Suivant le type de situation dans laquelle vous vous trouvez, vous pourrez alors préférer le dépôt d'un brevet ou d'une
simple
enveloppe Soleau auprès de L'INPI (Institut National de la Propriété Industrielle), ou encore faire comme certains, vous envoyer à vous-même par la poste une lettre recommandée préalablement cachetée.
Le brevet d'invention : un instrument de protection
Le brevet d'invention est un titre de propriété industrielle dont la description écrite du produit ou de la technique suit une structure bien définie, déposée en France auprès de l'I.N.P.I, donne droit à son propriétaire d'interdire à tout tiers non autorisé la fabrication ou la commercialisation du ou desdits produits découlant du brevet.
Le brevet d'invention est délivré par l'I.N.P.I pour une période de 20 ans, et n'est délivré que si le caractère inventif n'est pas évident pour une personne du métier.
Avant même de déposer un brevet, il vous faudra tout de même déterminer, la brevetabilité de votre invention. Vous pourrez pour cela, soit prendre conseil gratuitement auprès d'ingénieur de l'I.N.P.I, soit encore faire appel à un conseil en propriété industrielle. A vous ensuite incombera le choix du type de protection que vous désirerez obtenir, et donc le choix de l'outil.
Le brevet d'invention à l'international.
Comme il existe en France L'INPI, il existe dans la plupart des pays du monde, plus de 120 pays, des organismes qui en possèdent la même fonction. En revanche tous ces pays ont mis en place une législation qui leur est propre sur la protection industrielle. Il est donc souhaitable de faire appel à un conseil en propriété industrielle pour une extension de votre protection au niveau international et dans les pays que vous aurez choisi.
Pour faciliter l'extension de brevet, à l'étranger, le traité de Washington, de juin 1970 permet quant à lui de déposer simultanément une demande de brevet dans 78 pays, ce traité est dit
PCT.
Pour faciliter le dépôt de brevet au niveau européen, la
convention de Munich du 5 octobre 1973 permet d'obtenir, par une seule formalité le dépôt d'un brevet dans 17 pays d'Europe.

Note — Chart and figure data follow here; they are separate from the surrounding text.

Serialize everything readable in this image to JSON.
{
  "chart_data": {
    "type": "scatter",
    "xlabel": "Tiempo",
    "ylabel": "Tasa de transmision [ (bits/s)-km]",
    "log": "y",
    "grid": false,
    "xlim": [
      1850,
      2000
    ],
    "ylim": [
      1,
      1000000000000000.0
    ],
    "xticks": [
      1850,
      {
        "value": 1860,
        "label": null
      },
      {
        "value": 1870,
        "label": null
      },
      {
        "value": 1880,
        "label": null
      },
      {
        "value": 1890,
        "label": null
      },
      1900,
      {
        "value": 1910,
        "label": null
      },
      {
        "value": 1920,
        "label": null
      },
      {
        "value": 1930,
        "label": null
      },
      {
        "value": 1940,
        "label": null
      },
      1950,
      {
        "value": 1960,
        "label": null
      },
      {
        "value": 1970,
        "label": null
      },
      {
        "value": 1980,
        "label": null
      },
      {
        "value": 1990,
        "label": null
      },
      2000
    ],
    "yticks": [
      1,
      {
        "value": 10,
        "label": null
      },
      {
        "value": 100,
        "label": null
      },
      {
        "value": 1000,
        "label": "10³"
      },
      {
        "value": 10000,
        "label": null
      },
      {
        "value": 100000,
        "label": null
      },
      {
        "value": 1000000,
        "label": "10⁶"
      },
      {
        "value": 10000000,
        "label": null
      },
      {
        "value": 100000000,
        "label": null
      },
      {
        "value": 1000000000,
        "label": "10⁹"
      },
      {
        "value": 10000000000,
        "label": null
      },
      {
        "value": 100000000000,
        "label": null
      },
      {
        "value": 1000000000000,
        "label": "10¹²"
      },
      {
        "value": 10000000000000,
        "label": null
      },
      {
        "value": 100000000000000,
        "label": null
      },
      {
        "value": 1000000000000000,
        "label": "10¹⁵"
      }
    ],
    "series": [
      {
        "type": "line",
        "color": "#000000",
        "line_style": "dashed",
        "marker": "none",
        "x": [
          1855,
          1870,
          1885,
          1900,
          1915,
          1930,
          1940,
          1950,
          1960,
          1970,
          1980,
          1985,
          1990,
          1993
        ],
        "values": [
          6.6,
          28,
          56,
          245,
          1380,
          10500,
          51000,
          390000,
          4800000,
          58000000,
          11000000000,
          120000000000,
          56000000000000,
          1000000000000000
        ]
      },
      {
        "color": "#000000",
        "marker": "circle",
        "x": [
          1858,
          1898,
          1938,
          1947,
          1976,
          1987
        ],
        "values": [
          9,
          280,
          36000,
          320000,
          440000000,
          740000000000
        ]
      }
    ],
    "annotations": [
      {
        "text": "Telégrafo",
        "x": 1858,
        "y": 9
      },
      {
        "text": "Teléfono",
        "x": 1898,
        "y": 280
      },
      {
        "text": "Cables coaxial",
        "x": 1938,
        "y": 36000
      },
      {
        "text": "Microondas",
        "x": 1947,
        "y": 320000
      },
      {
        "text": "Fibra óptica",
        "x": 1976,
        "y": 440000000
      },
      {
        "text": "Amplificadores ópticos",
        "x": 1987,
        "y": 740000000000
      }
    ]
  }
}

Il est donc à noter, qu'un produit peut être protégé contre l'exploitation sur un pays sans pour cela l'être sur un second. Par conséquent l'entreprise qui désire vendre son produit à l'étranger devra s'assurer que ce produit ne possède aucune protection dans le pays qu'elle désire aborder.
L'entreprise pourra éventuellement se protéger en intégrant lors de la rédaction de ces contrats, une clause "protection intellectuelle", qui pourra le cas échéant contenir
à son tour des clauses telles que par exemple un engagement de veille technologique où le fabricant se couvrirait contre les poursuites et chargerait son agent, distributeur ou acheteur de la responsabilité de la veille technologique ou encore une seconde clause le protégeant contre une éventuelle contrefaçon qu'il aurait faite sans le savoir.